In the early days of the first world war, a few extremely devout, not-that-organized Irish Nationalists wanted English Rule out of Ireland. From what they heard in the streets, most Irish people agreed, not as zealously as the Nationalists but enough to keep them encouraged. These lovers of Ireland agreed that the time was ripe for revolution although they couldn’t agree on much else since all of them had their own political ideas and every man thought he was in charge (with the exception of Constance Markievicz, all the rebels seem to be men). At any rate, two or three small groups of men conspired to start a rebellion in different parts of Ireland – a rising, if you will – on Easter morning and they thought the people would join them and throw out the British government. Well, they failed. Of all the “risings” that were supposed to occur, only the one in Dublin gained ground, where 1,250 Irish insurgents battled 16,000 British soldiers and another thousand Dublin police for five days before they fell.
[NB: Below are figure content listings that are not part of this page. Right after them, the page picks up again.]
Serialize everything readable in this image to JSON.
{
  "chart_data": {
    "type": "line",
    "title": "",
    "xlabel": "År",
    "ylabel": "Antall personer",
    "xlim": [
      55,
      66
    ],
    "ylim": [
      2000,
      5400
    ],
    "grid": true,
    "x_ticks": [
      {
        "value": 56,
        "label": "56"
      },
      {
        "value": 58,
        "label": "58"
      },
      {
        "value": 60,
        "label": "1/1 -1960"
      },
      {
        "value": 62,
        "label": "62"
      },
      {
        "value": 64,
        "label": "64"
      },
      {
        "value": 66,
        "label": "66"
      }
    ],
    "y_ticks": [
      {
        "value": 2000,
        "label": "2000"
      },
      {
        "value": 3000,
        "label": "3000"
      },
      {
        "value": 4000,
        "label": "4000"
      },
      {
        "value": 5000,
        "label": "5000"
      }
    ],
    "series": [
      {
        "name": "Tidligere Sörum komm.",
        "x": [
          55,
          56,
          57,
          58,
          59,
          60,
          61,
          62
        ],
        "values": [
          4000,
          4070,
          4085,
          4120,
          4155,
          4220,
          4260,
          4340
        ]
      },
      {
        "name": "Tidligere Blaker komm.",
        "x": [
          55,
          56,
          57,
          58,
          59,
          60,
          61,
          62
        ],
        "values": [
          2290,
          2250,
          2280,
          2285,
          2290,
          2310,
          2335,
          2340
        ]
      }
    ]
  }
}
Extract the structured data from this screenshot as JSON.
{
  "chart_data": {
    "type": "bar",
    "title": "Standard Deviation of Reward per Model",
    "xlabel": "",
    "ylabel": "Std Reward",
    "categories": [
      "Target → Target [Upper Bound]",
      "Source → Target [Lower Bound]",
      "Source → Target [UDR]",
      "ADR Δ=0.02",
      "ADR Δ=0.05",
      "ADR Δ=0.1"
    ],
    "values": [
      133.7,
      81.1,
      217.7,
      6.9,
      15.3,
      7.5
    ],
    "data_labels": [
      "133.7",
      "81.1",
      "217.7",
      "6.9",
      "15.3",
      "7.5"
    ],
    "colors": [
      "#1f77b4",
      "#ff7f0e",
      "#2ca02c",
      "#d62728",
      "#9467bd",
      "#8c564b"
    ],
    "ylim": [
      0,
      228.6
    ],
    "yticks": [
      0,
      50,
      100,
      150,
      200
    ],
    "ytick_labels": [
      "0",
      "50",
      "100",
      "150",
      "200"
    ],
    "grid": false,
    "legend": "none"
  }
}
None of the local citizenry joined the cause and the only government office the insurgents took over (the post office) was surrendered five days after they grabbed it. The Easter rising sank like the Titanic.
But here’s where the tables turn. A British General named Maxwell was ordered to clean up Dublin and he entered Ireland as military governor on the 28th, the day before the Post Office was surrendered. Now, his assignment was a sizable task but public sentiment was, for once, with the British, so Maxwell had a chance to build a peace. Instead, he snatched defeat from the jaws of victory, first by arresting about 1,500 innocent civilians along with the 1,800 surviving rebels. Within the week, the accused were being tried by court-martial (though none of them were soldiers) without access to counsel, a jury or judicial review, although those were required by law. Maxwell confirmed the death sentences and started executing rebels before he’d been there a week. The first three went to the firing squad the day after their “trials”. The Irish civilians that were not in the jail thought this was moving too fast. Arrest the rebels, of course, and make sure that justice is done but if someone’s charged for treason as an English citizen, aren’t they entitled to an Englishman’s rights? People didn’t like the rush to judgement and now the stories of some British abuses were coming to light. (Of all the individuals in the book, my favorite is Francis Sheehy-Skeffington, a pacifist and campaigner for equal rights who irritated everyone sooner or later. He was odd individual as well as brave, caring man and what happened to him during the Rising is a never-ending shame.) Even England became concerned about the haste but they got the news too late. Fourteen rebels are executed by firing squad before the 12th of May. The last of these, already dying from his wounds, was carried on a stretcher to the front of a firing squad and tied to a chair because he could not stand. This was more than Irish citizens could bear. The failed Easter rebellion became the prelude to the Ireland’s War for Independence.
So, enjoy St. Patrick’s Day and smile at all the people wearing green but remember a bit about Irish history. It’s the history of people everywhere. There are good times and bad times and some heartbreaking times but there are dreams and people that never quit trying. Whoever they are, wherever they come from and no matter how long it takes, there will always be someone who cares for justice and someone willing to die to be free. When they fall, someone will remember the dead and someone else will pick up their flag. And in the end, if the cause is just, the dream will never die. And that thought could heal a broken heart.